Russians went on to be the poorest of the members of an uneasy Cold War era that, quite frankly, had a lot to do with creating a world where it would be impossible to create any more Third Reich’s or Greater East Asia Co-Prosperity Spheres. The Russians still wait for their turn, to borrow a term from America’s past, for Reconstruction. But it won’t happen if Russia’s leadership remains prideful. And Vladimir Putin, because of his position, is the man on the spot to either change that path so that Russian pride evolves to for better or degrades into another half century of worsening quality of life for his nation. I’m really curious to know how he and his apparatus sees this challenge they have no choice to face.

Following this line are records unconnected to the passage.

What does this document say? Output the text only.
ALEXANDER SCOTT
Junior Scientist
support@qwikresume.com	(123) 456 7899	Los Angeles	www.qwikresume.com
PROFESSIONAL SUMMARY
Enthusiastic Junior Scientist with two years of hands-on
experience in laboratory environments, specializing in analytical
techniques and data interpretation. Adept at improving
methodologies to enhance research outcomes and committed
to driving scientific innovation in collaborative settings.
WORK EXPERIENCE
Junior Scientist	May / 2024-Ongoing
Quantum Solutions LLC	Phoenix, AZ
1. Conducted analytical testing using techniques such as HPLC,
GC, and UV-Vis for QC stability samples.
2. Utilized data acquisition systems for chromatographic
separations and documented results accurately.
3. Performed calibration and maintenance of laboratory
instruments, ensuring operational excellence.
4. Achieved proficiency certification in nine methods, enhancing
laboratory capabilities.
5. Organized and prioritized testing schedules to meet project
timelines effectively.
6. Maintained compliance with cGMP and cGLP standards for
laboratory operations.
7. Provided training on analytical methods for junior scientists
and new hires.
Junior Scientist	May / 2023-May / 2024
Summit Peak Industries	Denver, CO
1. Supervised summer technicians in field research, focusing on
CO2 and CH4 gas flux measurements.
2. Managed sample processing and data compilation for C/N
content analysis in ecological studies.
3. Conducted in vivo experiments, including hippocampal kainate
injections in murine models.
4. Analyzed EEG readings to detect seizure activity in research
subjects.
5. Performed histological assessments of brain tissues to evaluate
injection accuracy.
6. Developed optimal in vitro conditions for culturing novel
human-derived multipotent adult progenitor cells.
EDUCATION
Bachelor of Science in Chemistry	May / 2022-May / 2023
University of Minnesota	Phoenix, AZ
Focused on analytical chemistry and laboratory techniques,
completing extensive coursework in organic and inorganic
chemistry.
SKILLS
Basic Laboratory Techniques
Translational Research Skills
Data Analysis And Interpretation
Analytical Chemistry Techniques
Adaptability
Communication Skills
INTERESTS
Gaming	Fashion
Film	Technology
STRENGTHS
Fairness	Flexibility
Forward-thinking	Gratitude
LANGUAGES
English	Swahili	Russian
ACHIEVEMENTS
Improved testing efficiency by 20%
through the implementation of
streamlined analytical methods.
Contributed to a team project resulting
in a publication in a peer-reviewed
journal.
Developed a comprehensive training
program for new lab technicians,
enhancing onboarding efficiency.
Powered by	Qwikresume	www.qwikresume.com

And then I’d like to ask an even tougher follow up question. “For the good of the Russian people’s future, are you willing to do what it takes to obtain ‘Most Favored Nation’ (MFN) trading partner status with the United States?” This is a powerfully loaded question. One I’m sure that would not be lost on Mr. Putin. MFN status is the modern equivalent of the US post-World War II Marshall Plan that rebuilt Western Europe and Japan from ruins. The conferring of MFN would establish pathways to create free trade zones with preferred trade and tariff treatment with each of the 85 districts of the Russian Federation. It would raise the standards of living in these districts and create tangible pathways for each of them to become part of the first world economy in ways presently impossible as long as their survival stems solely from the health of their central government in Moscow. For the US, it would create a vast new trading partner that over the next fifty years would almost assuredly blossom for both economies. It’s not unreasonable to envision a future Russia with GDP’s in the $4 to $10 Trillion (USD) range under such bilateral conditions. It’s probably the single most unfulfilled “peace dividend” on this planet from end of both the Second World War and the Cold War.
Are there implied demands that would come from the US to grant MFN status? Of course. Ensuring graft and corruption are nowhere near the economies that would emerge in each of the economic free trade zones so everyone feels comfortable that the risk-reward economics meet competitive world standards is one of them. Altering the behavioral culture of Russia’s central government from one that still believes it is fighting the shadow puppets of the Cold War to one that is focused on being a fully participating member of a hegemon free economic circle of trading partners is another. Put more bluntly, it demands that Russia take the therapy it needs to move beyond the PTSD of losing the Cold War.
One day, I hope to hear Mr. Putin’s reply in person. To be honest, I’d really like to ask Donald Trump and Xi Jinping what they think of the same questions.